Every incumbent in this space is wrong in a specific, fixable way. Each wrong is mapped to the tenet it violates.

  • Redis 8, single-threaded data core (violates Efficient). The keyspace is owned by one thread; the rest of the box is spent on I/O threads and housekeeping. Throughput-per-core is capped by design, and the standard answer is "run more shards / more processes," which is operational tax, not efficiency. IronCache treats per-core throughput as the headline number.
  • Valkey, inherited the same ceiling (violates Efficient). Valkey is the credible community fork and our compatibility oracle, but it carries Redis's single-threaded keyspace architecture. It improves around the edges; it does not remove the core constraint. We respect it as the bar to beat on compatibility while beating it on efficiency.
  • KeyDB, multi-threaded but a locked shared keyspace, and dormant (violates Efficient and Simple). KeyDB multithreaded by sharing one keyspace behind locks, trading contention for cores, and the project is effectively dormant. Shared-nothing thread-per-core removes the lock instead of optimizing it.
  • DragonflyDB, vertical-only and C++ (violates Scalable and Simple). Dragonfly proved shared-nothing throughput is real, but it scales vertically (scale-up the box) rather than out, and it is a C++ codebase. IronCache is shared-nothing AND has a single-node-first, slot-ready path to horizontal distribution, in memory-safe Rust.
  • Memcached, no compatibility contract (violates Compatible). Fast and simple, but it offers no rich data types and no Redis wire contract, so it is not a drop-in. We commit to a published RESP compatibility contract instead of "mostly works."
  • Garnet, managed runtime (violates Simple and Efficient). Garnet shows the design space (RESP + tiered storage + great numbers) but runs on a managed .NET runtime with a GC and a runtime dependency. IronCache ships as one static native binary with no runtime, no GC pauses, and predictable tail latency.

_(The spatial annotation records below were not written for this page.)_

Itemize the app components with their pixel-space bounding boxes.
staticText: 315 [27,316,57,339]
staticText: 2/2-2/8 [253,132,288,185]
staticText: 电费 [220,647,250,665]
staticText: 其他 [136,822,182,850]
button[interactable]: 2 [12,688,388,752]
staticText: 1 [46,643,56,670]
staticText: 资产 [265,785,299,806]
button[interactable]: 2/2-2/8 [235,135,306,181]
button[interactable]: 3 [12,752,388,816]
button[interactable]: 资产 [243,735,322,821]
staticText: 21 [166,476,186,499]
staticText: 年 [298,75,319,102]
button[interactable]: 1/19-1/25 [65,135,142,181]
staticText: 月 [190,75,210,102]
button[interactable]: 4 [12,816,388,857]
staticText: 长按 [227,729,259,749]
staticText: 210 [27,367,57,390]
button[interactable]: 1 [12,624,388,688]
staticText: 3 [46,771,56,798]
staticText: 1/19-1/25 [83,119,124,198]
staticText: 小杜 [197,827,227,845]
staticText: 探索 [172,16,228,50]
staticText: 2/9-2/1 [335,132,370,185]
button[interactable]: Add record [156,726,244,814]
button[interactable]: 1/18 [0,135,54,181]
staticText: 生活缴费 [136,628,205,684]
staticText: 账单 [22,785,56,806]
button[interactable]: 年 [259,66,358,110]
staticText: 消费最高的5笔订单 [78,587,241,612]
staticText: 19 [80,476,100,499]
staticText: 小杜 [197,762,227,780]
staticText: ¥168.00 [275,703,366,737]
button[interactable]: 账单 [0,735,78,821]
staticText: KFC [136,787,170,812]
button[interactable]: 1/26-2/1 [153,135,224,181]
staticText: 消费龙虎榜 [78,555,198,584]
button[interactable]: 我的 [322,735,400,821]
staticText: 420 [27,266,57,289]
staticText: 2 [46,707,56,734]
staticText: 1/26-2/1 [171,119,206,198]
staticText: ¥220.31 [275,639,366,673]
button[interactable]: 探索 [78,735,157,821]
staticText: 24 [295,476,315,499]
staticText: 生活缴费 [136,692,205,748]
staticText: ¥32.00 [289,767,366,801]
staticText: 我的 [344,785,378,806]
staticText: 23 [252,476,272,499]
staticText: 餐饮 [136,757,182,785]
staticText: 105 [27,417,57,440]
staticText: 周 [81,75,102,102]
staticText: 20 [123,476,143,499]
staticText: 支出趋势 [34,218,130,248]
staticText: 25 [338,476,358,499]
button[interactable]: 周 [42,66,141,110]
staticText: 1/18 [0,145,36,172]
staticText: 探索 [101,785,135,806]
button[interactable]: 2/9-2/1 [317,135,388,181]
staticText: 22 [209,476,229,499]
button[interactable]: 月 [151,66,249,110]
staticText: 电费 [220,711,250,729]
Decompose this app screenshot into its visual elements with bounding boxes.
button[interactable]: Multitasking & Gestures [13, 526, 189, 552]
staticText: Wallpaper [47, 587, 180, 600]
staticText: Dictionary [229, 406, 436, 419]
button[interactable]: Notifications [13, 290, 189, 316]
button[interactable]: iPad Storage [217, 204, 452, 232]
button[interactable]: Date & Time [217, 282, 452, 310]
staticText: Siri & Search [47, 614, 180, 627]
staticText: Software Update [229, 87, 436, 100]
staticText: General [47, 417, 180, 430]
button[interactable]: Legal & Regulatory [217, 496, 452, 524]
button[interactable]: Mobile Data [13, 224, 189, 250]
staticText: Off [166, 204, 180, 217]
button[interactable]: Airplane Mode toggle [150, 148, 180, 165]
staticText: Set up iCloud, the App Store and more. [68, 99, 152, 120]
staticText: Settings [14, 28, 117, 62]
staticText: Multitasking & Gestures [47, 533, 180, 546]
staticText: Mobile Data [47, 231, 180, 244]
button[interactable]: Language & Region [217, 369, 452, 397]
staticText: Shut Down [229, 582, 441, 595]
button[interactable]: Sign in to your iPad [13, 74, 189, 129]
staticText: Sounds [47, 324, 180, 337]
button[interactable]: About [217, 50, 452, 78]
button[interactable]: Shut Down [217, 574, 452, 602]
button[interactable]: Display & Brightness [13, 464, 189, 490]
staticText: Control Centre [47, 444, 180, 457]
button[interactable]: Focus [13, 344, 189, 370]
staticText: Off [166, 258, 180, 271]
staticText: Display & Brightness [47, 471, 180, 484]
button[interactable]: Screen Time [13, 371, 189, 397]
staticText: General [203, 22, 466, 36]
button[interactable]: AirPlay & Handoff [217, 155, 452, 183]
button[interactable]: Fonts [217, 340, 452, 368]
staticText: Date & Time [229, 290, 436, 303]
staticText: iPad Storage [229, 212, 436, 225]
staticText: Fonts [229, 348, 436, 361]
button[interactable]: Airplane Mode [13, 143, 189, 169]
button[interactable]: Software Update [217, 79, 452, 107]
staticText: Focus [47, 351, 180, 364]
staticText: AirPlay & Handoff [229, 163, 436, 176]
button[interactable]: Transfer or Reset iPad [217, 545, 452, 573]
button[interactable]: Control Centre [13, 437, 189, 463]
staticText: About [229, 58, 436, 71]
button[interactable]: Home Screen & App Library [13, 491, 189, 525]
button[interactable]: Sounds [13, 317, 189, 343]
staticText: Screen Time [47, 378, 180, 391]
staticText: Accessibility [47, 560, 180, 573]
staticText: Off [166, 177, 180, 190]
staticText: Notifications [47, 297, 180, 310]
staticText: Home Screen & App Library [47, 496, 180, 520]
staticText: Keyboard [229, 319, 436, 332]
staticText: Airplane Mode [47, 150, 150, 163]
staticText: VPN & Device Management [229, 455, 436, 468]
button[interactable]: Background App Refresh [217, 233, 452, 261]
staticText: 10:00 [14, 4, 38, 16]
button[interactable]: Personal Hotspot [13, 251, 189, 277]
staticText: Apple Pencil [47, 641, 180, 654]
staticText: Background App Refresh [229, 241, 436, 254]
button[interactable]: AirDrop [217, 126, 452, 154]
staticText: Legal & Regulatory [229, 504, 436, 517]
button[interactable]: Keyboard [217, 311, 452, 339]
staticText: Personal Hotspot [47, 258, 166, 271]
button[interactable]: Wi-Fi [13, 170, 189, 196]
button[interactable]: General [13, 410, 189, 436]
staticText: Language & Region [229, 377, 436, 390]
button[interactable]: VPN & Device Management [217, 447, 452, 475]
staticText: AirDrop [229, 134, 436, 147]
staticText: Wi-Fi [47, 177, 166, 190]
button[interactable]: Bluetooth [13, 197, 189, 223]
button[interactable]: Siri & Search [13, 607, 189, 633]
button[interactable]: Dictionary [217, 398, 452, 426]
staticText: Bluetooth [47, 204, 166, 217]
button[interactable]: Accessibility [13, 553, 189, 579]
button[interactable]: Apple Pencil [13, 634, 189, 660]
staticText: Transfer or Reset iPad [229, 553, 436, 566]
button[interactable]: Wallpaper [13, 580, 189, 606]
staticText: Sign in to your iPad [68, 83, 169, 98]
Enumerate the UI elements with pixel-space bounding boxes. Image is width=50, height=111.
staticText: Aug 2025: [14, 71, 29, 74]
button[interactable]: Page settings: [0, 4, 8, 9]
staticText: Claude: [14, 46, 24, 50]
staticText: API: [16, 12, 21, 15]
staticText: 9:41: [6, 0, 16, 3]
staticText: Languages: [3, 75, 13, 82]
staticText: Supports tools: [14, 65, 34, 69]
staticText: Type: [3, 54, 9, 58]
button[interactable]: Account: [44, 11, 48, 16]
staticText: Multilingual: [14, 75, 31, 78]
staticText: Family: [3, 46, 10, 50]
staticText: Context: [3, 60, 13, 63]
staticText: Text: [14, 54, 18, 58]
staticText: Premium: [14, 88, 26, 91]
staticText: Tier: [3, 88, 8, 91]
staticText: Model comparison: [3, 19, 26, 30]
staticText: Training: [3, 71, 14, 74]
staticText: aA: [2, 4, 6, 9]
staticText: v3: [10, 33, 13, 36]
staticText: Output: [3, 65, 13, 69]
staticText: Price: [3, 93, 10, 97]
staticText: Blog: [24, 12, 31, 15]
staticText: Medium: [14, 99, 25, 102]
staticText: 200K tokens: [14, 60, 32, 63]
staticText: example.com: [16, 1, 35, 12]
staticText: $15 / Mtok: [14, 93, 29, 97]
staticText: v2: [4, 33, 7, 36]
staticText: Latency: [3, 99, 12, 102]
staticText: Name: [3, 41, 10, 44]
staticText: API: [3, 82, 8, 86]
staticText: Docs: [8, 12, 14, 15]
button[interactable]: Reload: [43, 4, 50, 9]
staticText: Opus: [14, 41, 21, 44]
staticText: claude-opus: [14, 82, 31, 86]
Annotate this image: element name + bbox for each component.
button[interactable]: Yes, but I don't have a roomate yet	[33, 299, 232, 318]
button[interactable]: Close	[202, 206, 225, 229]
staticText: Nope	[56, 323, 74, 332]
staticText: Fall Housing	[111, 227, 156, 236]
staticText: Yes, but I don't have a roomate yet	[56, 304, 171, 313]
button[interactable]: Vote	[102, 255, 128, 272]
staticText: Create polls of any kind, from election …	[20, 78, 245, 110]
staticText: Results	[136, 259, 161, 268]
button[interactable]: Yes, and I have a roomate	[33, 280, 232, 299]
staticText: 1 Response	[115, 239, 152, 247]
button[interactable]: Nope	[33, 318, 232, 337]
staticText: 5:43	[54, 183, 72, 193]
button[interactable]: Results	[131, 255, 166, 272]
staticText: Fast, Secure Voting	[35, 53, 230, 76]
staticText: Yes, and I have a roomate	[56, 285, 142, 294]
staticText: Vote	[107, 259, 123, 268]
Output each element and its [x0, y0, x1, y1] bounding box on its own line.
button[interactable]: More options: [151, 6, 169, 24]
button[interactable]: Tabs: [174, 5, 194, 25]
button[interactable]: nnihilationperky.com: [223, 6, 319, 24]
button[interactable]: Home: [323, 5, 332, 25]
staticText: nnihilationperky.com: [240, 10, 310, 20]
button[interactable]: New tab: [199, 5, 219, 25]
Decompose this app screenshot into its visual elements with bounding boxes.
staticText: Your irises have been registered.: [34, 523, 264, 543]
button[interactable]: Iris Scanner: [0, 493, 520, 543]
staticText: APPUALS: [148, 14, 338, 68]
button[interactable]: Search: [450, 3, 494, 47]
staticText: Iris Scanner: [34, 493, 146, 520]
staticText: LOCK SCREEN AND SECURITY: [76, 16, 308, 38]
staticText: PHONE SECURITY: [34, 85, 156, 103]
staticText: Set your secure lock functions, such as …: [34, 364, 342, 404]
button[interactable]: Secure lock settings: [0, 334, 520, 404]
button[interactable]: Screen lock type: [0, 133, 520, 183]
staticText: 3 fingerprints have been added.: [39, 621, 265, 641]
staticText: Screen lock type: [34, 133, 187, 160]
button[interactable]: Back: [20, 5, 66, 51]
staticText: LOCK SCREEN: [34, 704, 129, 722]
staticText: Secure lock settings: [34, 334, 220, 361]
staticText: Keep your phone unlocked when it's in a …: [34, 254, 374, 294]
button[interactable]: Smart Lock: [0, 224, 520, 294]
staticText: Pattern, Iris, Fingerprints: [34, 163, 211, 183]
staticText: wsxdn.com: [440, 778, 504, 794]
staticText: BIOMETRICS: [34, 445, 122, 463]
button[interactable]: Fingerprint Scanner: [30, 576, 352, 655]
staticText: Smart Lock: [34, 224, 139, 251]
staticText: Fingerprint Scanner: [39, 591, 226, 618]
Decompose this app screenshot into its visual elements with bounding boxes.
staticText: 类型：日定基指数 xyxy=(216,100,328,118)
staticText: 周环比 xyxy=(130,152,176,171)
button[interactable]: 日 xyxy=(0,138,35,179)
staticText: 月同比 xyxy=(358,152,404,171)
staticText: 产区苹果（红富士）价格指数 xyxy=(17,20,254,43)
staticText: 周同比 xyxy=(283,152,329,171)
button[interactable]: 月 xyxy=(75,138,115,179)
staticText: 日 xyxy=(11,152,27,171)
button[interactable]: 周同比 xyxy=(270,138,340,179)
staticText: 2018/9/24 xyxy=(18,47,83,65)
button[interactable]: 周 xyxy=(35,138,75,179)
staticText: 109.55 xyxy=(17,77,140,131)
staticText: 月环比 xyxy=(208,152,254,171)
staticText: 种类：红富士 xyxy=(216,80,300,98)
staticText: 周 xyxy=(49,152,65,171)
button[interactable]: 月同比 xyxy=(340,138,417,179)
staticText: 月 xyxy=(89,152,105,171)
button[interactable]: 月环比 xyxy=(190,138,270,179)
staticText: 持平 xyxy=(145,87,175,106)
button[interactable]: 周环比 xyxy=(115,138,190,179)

The gap nobody fills: a memory-safe, single-static-binary, RESP-compatible cache whose primary axis of competition is efficiency per core and memory per item, that scales out, and that is honest about what it does not do.

The five tenets, with measurable intent

  1. Compatible (highest). Redis-wire compatibility is a published contract, not a vibe. We define compatibility tiers (Tier 0-4), pin a Valkey/Redis differential oracle, and refuse to ship a behavior claim without a differential or conformance test. Intent: an unmodified mainstream client and the common command set work against IronCache unchanged.
  2. Efficient. The headline metrics are throughput-per-core and memory-at-a-fixed-hit-ratio, not aggregate ops/sec on a big box. Intent: beat Valkey on per-core throughput and beat Redis on bytes-per-stored-item at equal hit ratio, both proven on a reproducible harness.
  3. Simple. One static binary, one config file, eviction and a memory ceiling ON by default, no sidecars or mandatory proxy, no managed runtime. Intent: install-to-first-GET measured in seconds, operable by reading one INFO output.
  4. Scalable. Single-node-first, but the storage layout is slot-ready from day one so horizontal distribution is an unlock, not a rewrite. Intent: a Redis-Cluster-compatible client contract and online slot migration without a write freeze.
  5. AI-Driven (lowest, and strictly off the data path). A background advisor that selects experts and autotunes bounded knobs against an efficiency objective. Intent: measurable headroom over a tuned W-TinyLFU + SIEVE baseline, with hard guardrails, hysteresis, rollback, and a kill-switch. Never per-request inference on the hot path.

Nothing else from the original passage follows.